Correction for multiple comparisons in the correlation analyses between the MEG differences and HGF-S parameters

The differences in the brain regions, time points, and frequency bands between the sad and happy emotional conditions were tested using a cluster-based permutation paired t-test (cluster-forming threshold = 0.01, cluster-level p-value < 0.025/6, Monte Carlo, randomization 10,000, n = 34) with correction for multiple comparisons. Specifically, regarding the cluster-based permutation paired t-test, first, we performed paired t-tests at each time point between 0 and 1,000 ms all 68 brain regions.

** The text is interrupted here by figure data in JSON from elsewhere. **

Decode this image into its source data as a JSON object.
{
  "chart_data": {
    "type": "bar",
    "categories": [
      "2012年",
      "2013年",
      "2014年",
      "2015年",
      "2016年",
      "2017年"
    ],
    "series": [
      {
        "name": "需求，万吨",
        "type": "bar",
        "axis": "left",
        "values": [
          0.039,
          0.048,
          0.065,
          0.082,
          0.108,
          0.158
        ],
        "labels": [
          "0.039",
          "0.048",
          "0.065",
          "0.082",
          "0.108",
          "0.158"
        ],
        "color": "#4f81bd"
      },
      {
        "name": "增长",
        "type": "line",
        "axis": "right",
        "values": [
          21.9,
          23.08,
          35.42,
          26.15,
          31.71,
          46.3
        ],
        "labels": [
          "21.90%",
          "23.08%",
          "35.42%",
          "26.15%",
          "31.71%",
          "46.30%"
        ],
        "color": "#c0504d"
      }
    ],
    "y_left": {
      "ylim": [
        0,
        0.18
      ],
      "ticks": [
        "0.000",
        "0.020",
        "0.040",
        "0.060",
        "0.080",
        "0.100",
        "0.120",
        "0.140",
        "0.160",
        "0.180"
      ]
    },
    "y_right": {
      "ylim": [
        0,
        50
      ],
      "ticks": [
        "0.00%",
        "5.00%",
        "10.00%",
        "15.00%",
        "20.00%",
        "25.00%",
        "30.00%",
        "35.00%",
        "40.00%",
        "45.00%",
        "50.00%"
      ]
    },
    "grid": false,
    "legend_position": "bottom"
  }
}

Second, we clustered the significant spatiotemporal points with uncorrected p-values below 0.01 according to the spatiotemporal distance. Third, we summed the t-values of each cluster. Fourth, we calculated the permutation distribution with a random switching condition within the subjects and performed a paired t-test between the permutated conditions to form clusters. We repeated this permutation 10,000 times. Finally, based on this permutation distribution, we calculated the corrected p-values of the original clusters. All statistical tests were two-sided, and Bonferroni correction for multiple comparison was performed across the six frequency bands (0.025/6) because the spectrum was averaged by the frequency bands. A Pearson’s correlation analysis between τ and the ‘ERD difference’ was also performed using the same method applied to correct for the multiple comparisons. All analyses were performed in R (version 3.5.0)34 and MATLAB (R2016b).